So it begs the question what role is NICE really performing here? It certainly is not benefiting patients.

The "experts" chosen by NICE have probably been all CBT/GET supporters and are still pushing their agenda. The current guidelines and the new comments are geared for idiopathic chronic fatigue and if that is so then ME should have its own separate guideline.

The ME that we know has no connection to childhood problems or maternal anxiety but an illness that strikes out of the blue in previously healthy persons.

So basically PACE should not be given any value for Cochrane - or another truly independent body - as it has been shown to be flawed.
Why do NICE accept this?

NICE should ask for the data to to be released for independent analysis instead to clear things up if there is a controversy.
The way NICE is going about things now is unethical.

We are now left in a strange situation.

The USA priority is to find biomarkers and diagnostic tests whereas UK (with NICE) is trying to brush this off by placing ME/CFS under an umbrella of FND and treat it with CBT and GET as there is nothing wrong biologically, they say.

In a cynical development NICE (and those who influence NICE) are waiting for selected studies to be completed and PACE data to be incorporated into a Cochrane review in order for them to update the guidelines - yet without mentioning the pending multicentre, placebo-controlled Norwegian Rituximab Phase III trial? Are they not interested in the results of that?

The answer is, of course, no.

It seems to us that NICE is complicit in an attempt to sneekily introduce an umbrella of Functional Neurological Disorder to include ME - despite the fact that the Department of Health (which is responsible for NICE) repeatedly respond to charity and patients' letter by stating numerous times that it considers ME as a neurological condition.

NICE is showing itself to be seriously incompetent – or worse, insidiously compromised by influences from the establishment BPS lobby.

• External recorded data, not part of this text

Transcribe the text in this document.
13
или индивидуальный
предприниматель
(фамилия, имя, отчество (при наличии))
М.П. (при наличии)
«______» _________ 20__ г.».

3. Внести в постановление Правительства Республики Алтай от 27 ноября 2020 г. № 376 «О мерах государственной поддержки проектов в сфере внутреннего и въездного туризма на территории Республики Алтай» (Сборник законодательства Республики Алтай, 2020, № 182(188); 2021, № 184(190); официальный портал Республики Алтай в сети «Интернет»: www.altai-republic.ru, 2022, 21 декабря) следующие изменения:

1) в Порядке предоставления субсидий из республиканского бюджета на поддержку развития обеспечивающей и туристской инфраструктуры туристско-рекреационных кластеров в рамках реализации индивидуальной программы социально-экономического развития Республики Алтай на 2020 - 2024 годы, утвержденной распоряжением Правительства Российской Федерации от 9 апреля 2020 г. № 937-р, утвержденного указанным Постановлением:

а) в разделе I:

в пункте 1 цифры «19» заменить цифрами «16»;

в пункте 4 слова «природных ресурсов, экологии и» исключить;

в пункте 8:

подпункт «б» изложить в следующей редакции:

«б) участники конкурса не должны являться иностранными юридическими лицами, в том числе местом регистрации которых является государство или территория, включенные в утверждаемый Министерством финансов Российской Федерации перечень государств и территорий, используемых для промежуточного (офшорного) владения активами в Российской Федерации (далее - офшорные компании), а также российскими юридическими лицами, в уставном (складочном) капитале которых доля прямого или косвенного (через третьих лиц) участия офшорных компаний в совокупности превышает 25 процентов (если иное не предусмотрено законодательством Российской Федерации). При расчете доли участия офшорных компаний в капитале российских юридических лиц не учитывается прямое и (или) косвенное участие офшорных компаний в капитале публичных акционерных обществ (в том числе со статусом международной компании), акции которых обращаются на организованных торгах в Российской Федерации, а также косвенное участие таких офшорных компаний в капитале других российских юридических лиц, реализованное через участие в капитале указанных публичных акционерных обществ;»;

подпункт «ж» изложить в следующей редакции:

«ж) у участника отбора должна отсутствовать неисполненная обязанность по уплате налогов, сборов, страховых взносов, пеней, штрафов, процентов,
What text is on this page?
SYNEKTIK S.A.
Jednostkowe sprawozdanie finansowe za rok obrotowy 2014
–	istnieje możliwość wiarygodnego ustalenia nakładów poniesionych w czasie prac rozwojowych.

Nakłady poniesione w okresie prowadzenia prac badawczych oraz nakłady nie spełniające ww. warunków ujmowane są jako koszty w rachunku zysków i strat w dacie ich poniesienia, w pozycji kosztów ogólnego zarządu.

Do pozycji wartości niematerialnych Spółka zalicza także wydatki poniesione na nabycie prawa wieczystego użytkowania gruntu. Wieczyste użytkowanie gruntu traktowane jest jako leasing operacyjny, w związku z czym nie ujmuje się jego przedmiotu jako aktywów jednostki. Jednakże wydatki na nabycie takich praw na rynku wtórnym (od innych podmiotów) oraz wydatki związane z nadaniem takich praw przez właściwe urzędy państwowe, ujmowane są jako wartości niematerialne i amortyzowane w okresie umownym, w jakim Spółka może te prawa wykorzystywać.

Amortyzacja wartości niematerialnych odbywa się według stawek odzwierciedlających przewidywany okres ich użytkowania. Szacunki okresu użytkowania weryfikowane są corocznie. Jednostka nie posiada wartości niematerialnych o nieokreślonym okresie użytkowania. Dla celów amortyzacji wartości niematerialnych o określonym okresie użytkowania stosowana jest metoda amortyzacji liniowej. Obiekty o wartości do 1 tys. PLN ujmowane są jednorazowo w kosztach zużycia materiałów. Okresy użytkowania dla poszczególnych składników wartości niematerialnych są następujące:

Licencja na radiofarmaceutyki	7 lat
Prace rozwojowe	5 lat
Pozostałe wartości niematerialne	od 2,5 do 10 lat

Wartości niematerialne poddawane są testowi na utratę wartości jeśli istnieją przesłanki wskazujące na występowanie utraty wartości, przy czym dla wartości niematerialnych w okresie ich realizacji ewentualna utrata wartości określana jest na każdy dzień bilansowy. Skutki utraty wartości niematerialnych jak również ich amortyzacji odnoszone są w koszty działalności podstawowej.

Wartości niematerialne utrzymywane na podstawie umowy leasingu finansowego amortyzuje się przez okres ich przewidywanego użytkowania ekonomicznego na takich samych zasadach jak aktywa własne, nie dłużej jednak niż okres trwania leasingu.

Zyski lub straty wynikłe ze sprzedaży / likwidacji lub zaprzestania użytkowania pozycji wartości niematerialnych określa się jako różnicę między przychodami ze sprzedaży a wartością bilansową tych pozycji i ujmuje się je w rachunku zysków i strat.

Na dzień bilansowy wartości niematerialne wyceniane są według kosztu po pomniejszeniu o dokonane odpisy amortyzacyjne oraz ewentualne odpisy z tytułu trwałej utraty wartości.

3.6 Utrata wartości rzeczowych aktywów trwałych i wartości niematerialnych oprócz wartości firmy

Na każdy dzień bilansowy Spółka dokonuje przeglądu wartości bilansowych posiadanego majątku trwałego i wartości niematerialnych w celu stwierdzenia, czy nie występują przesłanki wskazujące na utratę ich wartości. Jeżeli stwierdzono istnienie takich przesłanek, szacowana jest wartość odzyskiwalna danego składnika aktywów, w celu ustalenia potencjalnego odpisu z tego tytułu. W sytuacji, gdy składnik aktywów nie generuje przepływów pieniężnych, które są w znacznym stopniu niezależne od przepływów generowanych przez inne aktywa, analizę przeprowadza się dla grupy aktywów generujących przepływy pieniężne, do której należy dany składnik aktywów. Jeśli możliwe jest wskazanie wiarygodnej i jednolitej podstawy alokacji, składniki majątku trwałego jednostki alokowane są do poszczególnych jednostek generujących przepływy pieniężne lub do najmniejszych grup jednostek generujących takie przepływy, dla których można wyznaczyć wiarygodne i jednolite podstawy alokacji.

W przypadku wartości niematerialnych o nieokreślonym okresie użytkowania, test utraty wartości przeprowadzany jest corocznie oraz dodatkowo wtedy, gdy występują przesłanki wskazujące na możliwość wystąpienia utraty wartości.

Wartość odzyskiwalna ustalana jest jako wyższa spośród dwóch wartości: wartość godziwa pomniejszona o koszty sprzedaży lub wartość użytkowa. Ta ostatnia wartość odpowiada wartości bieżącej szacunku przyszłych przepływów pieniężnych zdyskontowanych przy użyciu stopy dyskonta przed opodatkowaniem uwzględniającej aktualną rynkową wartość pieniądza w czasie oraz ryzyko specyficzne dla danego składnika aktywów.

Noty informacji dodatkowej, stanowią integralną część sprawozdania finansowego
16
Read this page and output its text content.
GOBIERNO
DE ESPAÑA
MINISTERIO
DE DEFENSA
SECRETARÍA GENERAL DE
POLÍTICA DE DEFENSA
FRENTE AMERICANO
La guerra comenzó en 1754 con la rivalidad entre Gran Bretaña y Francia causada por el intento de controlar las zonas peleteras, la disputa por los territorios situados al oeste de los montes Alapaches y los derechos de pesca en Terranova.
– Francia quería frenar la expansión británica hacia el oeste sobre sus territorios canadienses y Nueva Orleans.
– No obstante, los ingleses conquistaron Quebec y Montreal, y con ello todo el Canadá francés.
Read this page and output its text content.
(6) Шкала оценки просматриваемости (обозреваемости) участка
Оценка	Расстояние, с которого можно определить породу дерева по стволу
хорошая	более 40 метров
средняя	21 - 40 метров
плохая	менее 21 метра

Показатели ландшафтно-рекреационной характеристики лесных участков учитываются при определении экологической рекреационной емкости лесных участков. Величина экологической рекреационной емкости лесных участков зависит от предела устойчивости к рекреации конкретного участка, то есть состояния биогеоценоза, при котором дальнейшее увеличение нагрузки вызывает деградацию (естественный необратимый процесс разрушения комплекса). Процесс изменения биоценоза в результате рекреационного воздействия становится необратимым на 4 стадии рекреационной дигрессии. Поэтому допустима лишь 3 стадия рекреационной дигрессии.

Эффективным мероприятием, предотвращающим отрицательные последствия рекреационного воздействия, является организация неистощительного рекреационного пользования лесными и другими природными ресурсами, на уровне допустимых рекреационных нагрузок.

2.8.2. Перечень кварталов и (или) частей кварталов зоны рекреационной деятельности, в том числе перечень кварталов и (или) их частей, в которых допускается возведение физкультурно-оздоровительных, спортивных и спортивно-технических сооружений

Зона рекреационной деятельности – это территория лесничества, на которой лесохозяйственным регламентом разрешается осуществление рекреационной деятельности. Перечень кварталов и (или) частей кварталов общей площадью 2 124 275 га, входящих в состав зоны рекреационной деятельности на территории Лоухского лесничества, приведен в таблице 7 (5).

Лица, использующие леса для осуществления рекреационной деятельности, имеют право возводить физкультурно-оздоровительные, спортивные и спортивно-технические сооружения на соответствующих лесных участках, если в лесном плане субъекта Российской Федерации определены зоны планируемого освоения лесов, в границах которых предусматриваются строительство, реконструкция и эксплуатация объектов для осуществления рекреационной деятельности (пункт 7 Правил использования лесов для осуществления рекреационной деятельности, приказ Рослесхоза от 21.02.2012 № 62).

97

It seems as though NICE is now complicit in the attempt in the UK to steer an increasing acceptance of CFS/ME in to the umbrella of functional (nothing wrong pathophysiologically) neurological disorders (FND).

" Functional neurological symptom disorder (FNsD) is a condition in which patients experience neurological symptoms such as weakness, movement disorders, sensory symptoms and blackouts. The brain of a patient with functional neurological symptom disorder is structurally normal, but functions incorrectly."

This marks a more insidious and worrying development in UK healthcare.

Depending on the final decisions of this consultation review, and maybe not depending on anything – we feel there may be a case for NICE to be investigated by parliamentary scrutiny.

The decisions by NICE are so fundamentally wrong, so morally bankrupt and so deleterious to the future health of people with ME that any decision not to make new guidelines is cause for a campaign to assess the competence of NICE, its links to known organisations and individuals who influence NICE policies and the links between the board and any organisations.

This will need public scrutiny and it should be the objective of all patient organisations who really have the welfare of patients at heart to back any future investigation into NICE.

It will almost certainly require a parliamentary committee.

NICE may need to be investigated to determine its true independence.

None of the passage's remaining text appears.